Aug 25, 2005 22:30
So yeah. Work is starting to get a little crazy, what with the corps arriving in two weeks and all. We had this programming and service day long "retreat" where the powers that be kept us in a room with no windows for an entire day while they talked about the upcoming year. Fun times, and by fun times i mean... i kept wanting to jam a pen in my eye. I can't be talked at for 9 hours, i shut down after an hour and a half. It doesn't help that i am having money issues. Yes I can pay my rent. Yes I can pay my electric/gas/phone/cable bill (though unless graham is horribly attached to it, i'm going to seriously reduce my service). So that leaves me with... my grad school tuition bill, my books, fun money (cmon everyone has to have something put aside to have fun), and oh yeah... food. This is where i start twitching uncontrollably, and wondering where those stereotypical jewish qualities of being good with money are when i need them.

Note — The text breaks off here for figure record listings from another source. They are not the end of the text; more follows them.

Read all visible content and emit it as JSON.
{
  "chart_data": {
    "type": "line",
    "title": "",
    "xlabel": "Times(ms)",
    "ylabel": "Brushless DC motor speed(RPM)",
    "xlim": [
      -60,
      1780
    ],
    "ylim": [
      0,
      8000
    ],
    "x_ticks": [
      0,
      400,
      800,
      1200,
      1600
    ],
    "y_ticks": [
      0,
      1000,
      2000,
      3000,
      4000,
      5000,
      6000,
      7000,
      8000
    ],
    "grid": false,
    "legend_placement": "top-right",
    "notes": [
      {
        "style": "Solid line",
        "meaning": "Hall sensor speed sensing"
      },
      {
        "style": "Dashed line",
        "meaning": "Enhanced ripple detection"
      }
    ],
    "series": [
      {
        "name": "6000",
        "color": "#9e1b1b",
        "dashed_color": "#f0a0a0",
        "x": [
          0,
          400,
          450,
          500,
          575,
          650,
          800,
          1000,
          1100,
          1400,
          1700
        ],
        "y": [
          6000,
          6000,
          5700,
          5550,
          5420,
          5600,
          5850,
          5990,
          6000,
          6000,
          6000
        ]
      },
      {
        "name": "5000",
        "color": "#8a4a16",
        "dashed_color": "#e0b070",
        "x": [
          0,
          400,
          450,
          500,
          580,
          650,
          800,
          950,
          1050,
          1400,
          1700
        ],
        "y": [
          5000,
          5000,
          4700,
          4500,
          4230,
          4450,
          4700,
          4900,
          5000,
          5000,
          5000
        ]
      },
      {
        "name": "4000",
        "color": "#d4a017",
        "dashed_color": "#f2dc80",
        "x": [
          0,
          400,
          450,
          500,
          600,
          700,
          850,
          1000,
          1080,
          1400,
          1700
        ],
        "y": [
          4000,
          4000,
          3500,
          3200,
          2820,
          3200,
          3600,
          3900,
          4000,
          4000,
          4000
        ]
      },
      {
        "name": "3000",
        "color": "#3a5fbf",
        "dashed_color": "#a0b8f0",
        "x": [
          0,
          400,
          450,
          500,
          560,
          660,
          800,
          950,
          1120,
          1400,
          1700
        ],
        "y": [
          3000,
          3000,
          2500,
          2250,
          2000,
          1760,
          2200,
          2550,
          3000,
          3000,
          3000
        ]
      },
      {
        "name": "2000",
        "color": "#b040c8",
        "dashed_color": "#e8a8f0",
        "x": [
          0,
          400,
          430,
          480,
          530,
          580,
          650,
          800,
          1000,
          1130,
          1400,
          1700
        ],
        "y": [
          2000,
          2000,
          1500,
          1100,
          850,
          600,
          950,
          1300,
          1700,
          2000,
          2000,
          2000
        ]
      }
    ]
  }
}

So i'm running around breaking up my americorps grant to pay for part of my schooling, filing out the fafsa and applying for the stafford loan... and tuesday i'm taking a day off from work to go wait at the welfare office and apply for food stamps. I am swallowing my pride in order to get 150 dollars a month from the federal gov't to pay for food. If i'm going to be poor, i might as well be poor with gusto.
That's how my week has been, impending doom of bills and incoming corps members... worries about school and my disaster area of an apartment...
Oh! I almost forgot about the godfather. I started watching it tonight because i've never seen it. Graham and i are splitting the first one up into two parts, and it was exactly what i needed to get my mind off the insanity. The movie is so freaking good.
"There's a light at each end of this tunnel, reach out cause you're just as far in as you'll ever be out."